Autran Dourado nos apresenta JK
JOSÉ ARBEX JR.
ESPECIAL PARA A FOLHA
"A minha intimidade com
JK ia a tal ponto que chega
mesmo ao ridículo de eu despachar com ele no banheiro, o que
não me agradava muito. Me incomodava sobretudo ele ficar se ensaboando na banheira. Não havia
nele o mais longínquo traço de
homossexualismo, é preciso que
se diga, hoje que isso está na moda. Uma vez, como ele mergulhasse o corpo na banheira, me
deu uma aflição enorme, cuidando que ele ia estragar o relógio de
ouro que tinha no pulso. Não resisti e disse o relógio! Você é mesmo um capiau do sul de Minas,
este relógio é à prova d'água, disse
ele. É a última novidade. JK sempre foi muito progressista e novidadeiro."

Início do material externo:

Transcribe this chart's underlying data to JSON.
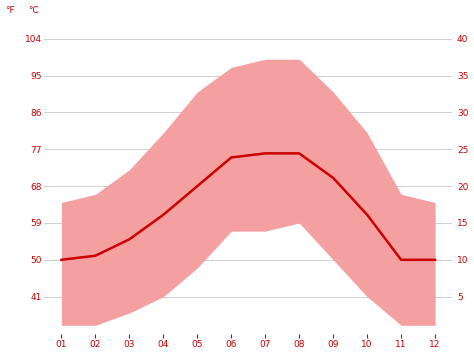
{
  "months": [
    1,
    2,
    3,
    4,
    5,
    6,
    7,
    8,
    9,
    10,
    11,
    12
  ],
  "month_labels": [
    "01",
    "02",
    "03",
    "04",
    "05",
    "06",
    "07",
    "08",
    "09",
    "10",
    "11",
    "12"
  ],
  "avg_temp_f": [
    50,
    51,
    55,
    61,
    68,
    75,
    76,
    76,
    70,
    61,
    50,
    50
  ],
  "max_temp_f": [
    64,
    66,
    72,
    81,
    91,
    97,
    99,
    99,
    91,
    81,
    66,
    64
  ],
  "min_temp_f": [
    34,
    34,
    37,
    41,
    48,
    57,
    57,
    59,
    50,
    41,
    34,
    34
  ],
  "y_ticks_f": [
    41,
    50,
    59,
    68,
    77,
    86,
    95,
    104
  ],
  "y_ticks_c": [
    5,
    10,
    15,
    20,
    25,
    30,
    35,
    40
  ],
  "ylim_f": [
    32,
    107
  ],
  "xlim": [
    0.5,
    12.5
  ],
  "line_color": "#cc0000",
  "band_color": "#f5a0a0",
  "background_color": "#ffffff",
  "grid_color": "#d0d0d0",
  "tick_color": "#cc0000",
  "line_width": 1.8,
  "figsize": [
    4.74,
    3.55
  ],
  "dpi": 100,
  "label_f": "°F",
  "label_c": "°C",
  "top_left_f": "104",
  "top_right_c": "40"
}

Nesse tom, os bastidores do governo do presidente Juscelino Kubitschek (1956-1960) são totalmente devassados em "Gaiola
Aberta" pelo romancista mineiro
Autran Dourado, 74, vencedor,
em agosto, da 12ª edição do prêmio Luís de Camões, a mais alta
distinção na literatura de língua
portuguesa (os outros brasileiros
premiados foram João Cabral de
Melo Neto, Rachel de Queiroz,
Jorge Amado e Antonio Candido).
Dourado conviveu durante nove anos com JK, primeiro no governo de Minas Gerais e depois na
presidência. Tornou-se o seu assessor de imprensa, em uma época que o cargo não existia oficialmente. A pedido do próprio JK,
participava das mais importantes
reuniões de cúpula e da intimidade das decisões políticas.
Suas memórias constituem um
documento valioso, surpreendente e, de certa forma, divertido.

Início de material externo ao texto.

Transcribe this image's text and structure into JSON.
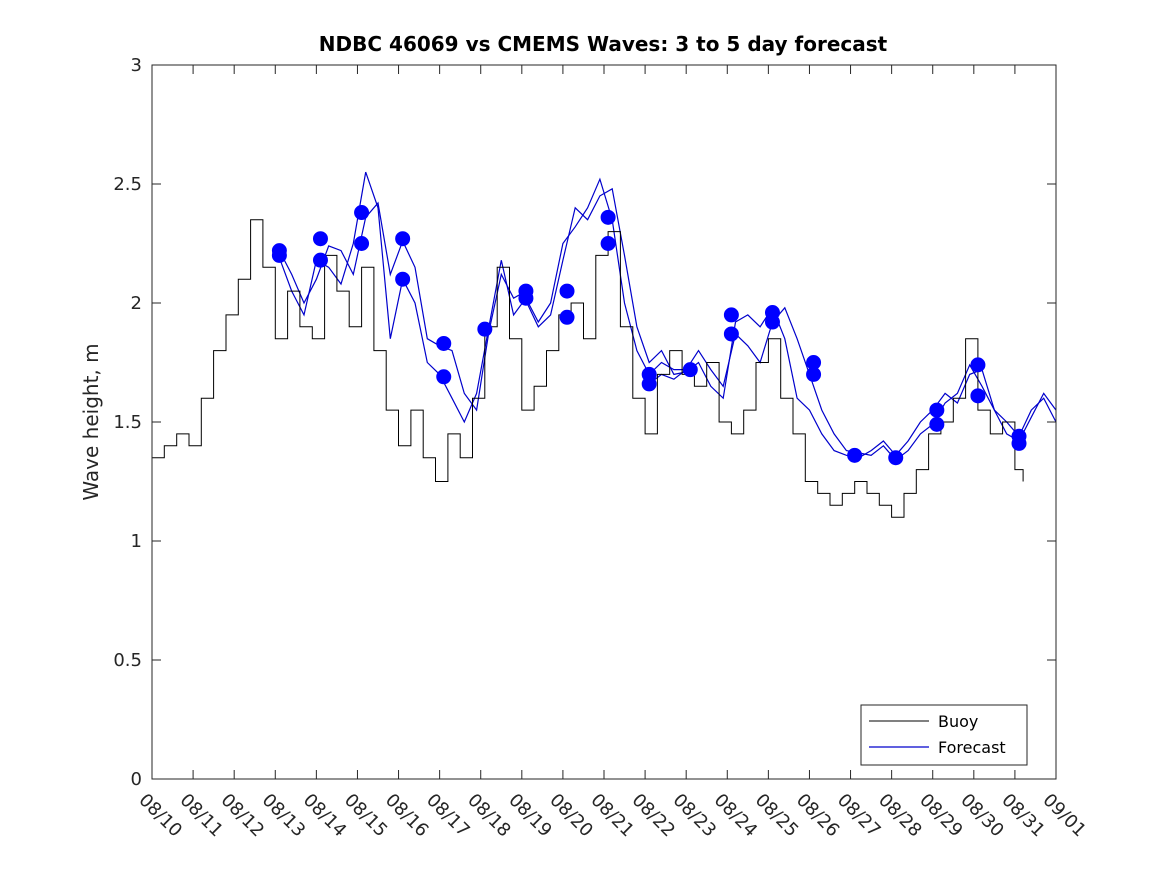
{
  "chart_data": {
    "type": "line",
    "title": "NDBC 46069 vs CMEMS Waves: 3 to 5 day forecast",
    "xlabel": "",
    "ylabel": "Wave height, m",
    "ylim": [
      0,
      3
    ],
    "xlim": [
      0,
      22
    ],
    "x_tick_values": [
      0,
      1,
      2,
      3,
      4,
      5,
      6,
      7,
      8,
      9,
      10,
      11,
      12,
      13,
      14,
      15,
      16,
      17,
      18,
      19,
      20,
      21,
      22
    ],
    "x_tick_labels": [
      "08/10",
      "08/11",
      "08/12",
      "08/13",
      "08/14",
      "08/15",
      "08/16",
      "08/17",
      "08/18",
      "08/19",
      "08/20",
      "08/21",
      "08/22",
      "08/23",
      "08/24",
      "08/25",
      "08/26",
      "08/27",
      "08/28",
      "08/29",
      "08/30",
      "08/31",
      "09/01"
    ],
    "y_tick_values": [
      0,
      0.5,
      1,
      1.5,
      2,
      2.5,
      3
    ],
    "y_tick_labels": [
      "0",
      "0.5",
      "1",
      "1.5",
      "2",
      "2.5",
      "3"
    ],
    "colors": {
      "buoy": "#000000",
      "forecast": "#0000cc",
      "marker": "#0000ff"
    },
    "legend": {
      "position": "bottom-right",
      "entries": [
        "Buoy",
        "Forecast"
      ]
    },
    "series": [
      {
        "name": "Buoy",
        "x": [
          0,
          0.3,
          0.6,
          0.9,
          1.2,
          1.5,
          1.8,
          2.1,
          2.4,
          2.7,
          3.0,
          3.3,
          3.6,
          3.9,
          4.2,
          4.5,
          4.8,
          5.1,
          5.4,
          5.7,
          6.0,
          6.3,
          6.6,
          6.9,
          7.2,
          7.5,
          7.8,
          8.1,
          8.4,
          8.7,
          9.0,
          9.3,
          9.6,
          9.9,
          10.2,
          10.5,
          10.8,
          11.1,
          11.4,
          11.7,
          12.0,
          12.3,
          12.6,
          12.9,
          13.2,
          13.5,
          13.8,
          14.1,
          14.4,
          14.7,
          15.0,
          15.3,
          15.6,
          15.9,
          16.2,
          16.5,
          16.8,
          17.1,
          17.4,
          17.7,
          18.0,
          18.3,
          18.6,
          18.9,
          19.2,
          19.5,
          19.8,
          20.1,
          20.4,
          20.7,
          21.0,
          21.2
        ],
        "values": [
          1.35,
          1.4,
          1.45,
          1.4,
          1.6,
          1.8,
          1.95,
          2.1,
          2.35,
          2.15,
          1.85,
          2.05,
          1.9,
          1.85,
          2.2,
          2.05,
          1.9,
          2.15,
          1.8,
          1.55,
          1.4,
          1.55,
          1.35,
          1.25,
          1.45,
          1.35,
          1.6,
          1.9,
          2.15,
          1.85,
          1.55,
          1.65,
          1.8,
          1.95,
          2.0,
          1.85,
          2.2,
          2.3,
          1.9,
          1.6,
          1.45,
          1.7,
          1.8,
          1.7,
          1.65,
          1.75,
          1.5,
          1.45,
          1.55,
          1.75,
          1.85,
          1.6,
          1.45,
          1.25,
          1.2,
          1.15,
          1.2,
          1.25,
          1.2,
          1.15,
          1.1,
          1.2,
          1.3,
          1.45,
          1.5,
          1.6,
          1.85,
          1.55,
          1.45,
          1.5,
          1.3,
          1.25
        ]
      },
      {
        "name": "Forecast",
        "runs": [
          {
            "x": [
              3.1,
              3.4,
              3.7,
              4.0,
              4.3,
              4.6,
              4.9,
              5.2,
              5.5,
              5.8,
              6.1,
              6.4,
              6.7,
              7.0,
              7.3,
              7.6,
              7.9,
              8.2,
              8.5,
              8.8,
              9.1
            ],
            "values": [
              2.22,
              2.12,
              2.0,
              2.1,
              2.24,
              2.22,
              2.12,
              2.36,
              2.42,
              2.12,
              2.26,
              2.15,
              1.85,
              1.82,
              1.8,
              1.62,
              1.55,
              1.88,
              2.12,
              2.02,
              2.05
            ]
          },
          {
            "x": [
              3.1,
              3.4,
              3.7,
              4.0,
              4.3,
              4.6,
              4.9,
              5.2,
              5.5,
              5.8,
              6.1,
              6.4,
              6.7,
              7.0,
              7.3,
              7.6,
              7.9,
              8.2,
              8.5,
              8.8,
              9.1,
              9.4,
              9.7,
              10.0,
              10.3,
              10.6,
              10.9,
              11.2,
              11.5,
              11.8,
              12.1,
              12.4,
              12.7,
              13.0
            ],
            "values": [
              2.19,
              2.05,
              1.95,
              2.18,
              2.15,
              2.08,
              2.25,
              2.55,
              2.4,
              1.85,
              2.1,
              2.0,
              1.75,
              1.7,
              1.6,
              1.5,
              1.62,
              1.9,
              2.18,
              1.95,
              2.02,
              1.92,
              2.0,
              2.25,
              2.32,
              2.4,
              2.52,
              2.35,
              2.0,
              1.8,
              1.7,
              1.75,
              1.72,
              1.72
            ]
          },
          {
            "x": [
              9.1,
              9.4,
              9.7,
              10.0,
              10.3,
              10.6,
              10.9,
              11.2,
              11.5,
              11.8,
              12.1,
              12.4,
              12.7,
              13.0,
              13.3,
              13.6,
              13.9,
              14.2,
              14.5,
              14.8,
              15.1,
              15.4,
              15.7,
              16.0,
              16.3,
              16.6,
              16.9,
              17.2,
              17.5,
              17.8,
              18.1,
              18.4,
              18.7,
              19.0,
              19.3,
              19.6,
              19.9,
              20.2,
              20.5,
              20.8,
              21.1,
              21.4,
              21.7,
              22.0
            ],
            "values": [
              2.01,
              1.9,
              1.95,
              2.18,
              2.4,
              2.35,
              2.45,
              2.48,
              2.2,
              1.9,
              1.75,
              1.8,
              1.7,
              1.71,
              1.75,
              1.65,
              1.6,
              1.92,
              1.95,
              1.9,
              1.98,
              1.85,
              1.6,
              1.55,
              1.45,
              1.38,
              1.36,
              1.35,
              1.38,
              1.42,
              1.36,
              1.42,
              1.5,
              1.55,
              1.62,
              1.58,
              1.7,
              1.72,
              1.55,
              1.45,
              1.42,
              1.52,
              1.62,
              1.55
            ]
          },
          {
            "x": [
              12.1,
              12.4,
              12.7,
              13.0,
              13.3,
              13.6,
              13.9,
              14.2,
              14.5,
              14.8,
              15.1,
              15.4,
              15.7,
              16.0,
              16.3,
              16.6,
              16.9,
              17.2,
              17.5,
              17.8,
              18.1,
              18.4,
              18.7,
              19.0,
              19.3,
              19.6,
              19.9,
              20.2,
              20.5,
              20.8,
              21.1,
              21.4,
              21.7,
              22.0
            ],
            "values": [
              1.66,
              1.7,
              1.68,
              1.72,
              1.8,
              1.72,
              1.65,
              1.87,
              1.82,
              1.75,
              1.92,
              1.98,
              1.85,
              1.7,
              1.55,
              1.45,
              1.38,
              1.37,
              1.36,
              1.4,
              1.34,
              1.38,
              1.45,
              1.49,
              1.58,
              1.62,
              1.74,
              1.65,
              1.55,
              1.5,
              1.44,
              1.55,
              1.6,
              1.5
            ]
          }
        ],
        "markers": {
          "x": [
            3.1,
            3.1,
            4.1,
            4.1,
            5.1,
            5.1,
            6.1,
            6.1,
            7.1,
            7.1,
            8.1,
            9.1,
            9.1,
            10.1,
            10.1,
            11.1,
            11.1,
            12.1,
            12.1,
            13.1,
            14.1,
            14.1,
            15.1,
            15.1,
            16.1,
            16.1,
            17.1,
            18.1,
            19.1,
            19.1,
            20.1,
            20.1,
            21.1,
            21.1
          ],
          "values": [
            2.22,
            2.2,
            2.27,
            2.18,
            2.38,
            2.25,
            2.27,
            2.1,
            1.83,
            1.69,
            1.89,
            2.05,
            2.02,
            2.05,
            1.94,
            2.36,
            2.25,
            1.7,
            1.66,
            1.72,
            1.95,
            1.87,
            1.96,
            1.92,
            1.75,
            1.7,
            1.36,
            1.35,
            1.55,
            1.49,
            1.74,
            1.61,
            1.44,
            1.41
          ]
        }
      }
    ]
  }
}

Elas revelam um JK irresponsável,
ousado, brilhante, mulherengo,
autoritário, sentimental. E totalmente permeável às opiniões de
seu "entourage", sobretudo às do
poeta Augusto Frederico
Schmidt, ghost-writer favorito de
seus discursos, e às do próprio
Dourado.
JK era descuidado com os papéis, mesmo os mais importantes,
e não raro assinava decretos sem
os ler (não é só FHC...). Ficamos
sabendo, por exemplo, que este
foi o caso do decreto que tornava
de domínio público as obras de
Machado de Assis (o texto do decreto foi de autoria de Dourado).

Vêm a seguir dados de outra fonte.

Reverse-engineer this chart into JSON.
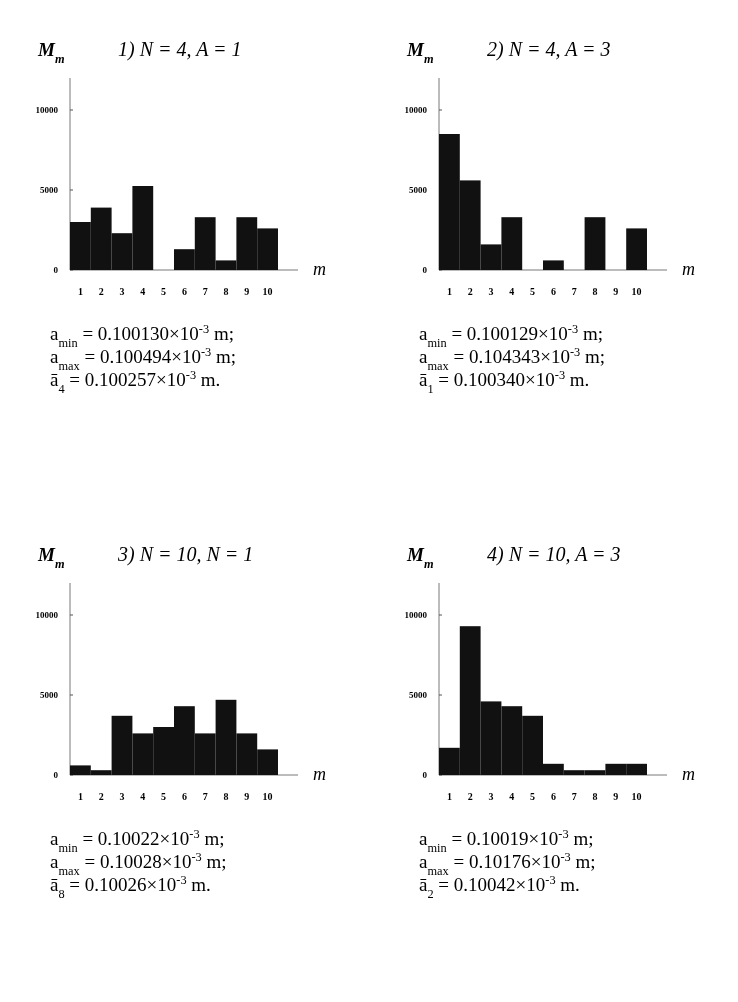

Um dos lances diplomáticos
mais ousados de seu governo, a
Operação Pan-americana, não foi
consequência de uma estratégia
pensada para alçar o Brasil à liderança do hemisfério (como JK dá
a entender em suas próprias memórias). Foi resultado de um
rompante intuitivo que Schmidt
teve durante uma conversa com
Dourado, na casa do poeta. Este
estava ""vestido" à sua maneira:
nu, apenas sobre os ombros um
robe de chambre. Não era uma figura muito agradável à vista: gordo, grande e peludo, o sexo à mostra...". JK aprovou a idéia.
Mais surpreendente ainda: durante quase um mês, o Brasil ficou
sem presidente. JK sofreu um infarto e a primeira-dama, Sarah
Kubitschek, não quis revelar a notícia. Para despistar a imprensa, o
próprio Dourado vestiu-se um
dia como JK e acenou para os jornalistas, de longe, ao embarcar
em um helicóptero. No Palácio do
Catete, Dourado assinava a papelada diariamente, no lugar do presidente: "Foi assim que foram feitos alguns generais e embaixadores".
E assim vão se sucedendo, no livro, os episódios e as revelações
bombásticas, mas em tom de prosa mineira. Conspirações, tentativas de suborno e de sedução envolvendo altas personalidades
(incluindo um almoço com um
empresário amigo de Roberto
Marinho), lirismo. Não falta nenhum ingrediente apropriado a
um bom romance. Só que -garante a autor- é tudo verdade.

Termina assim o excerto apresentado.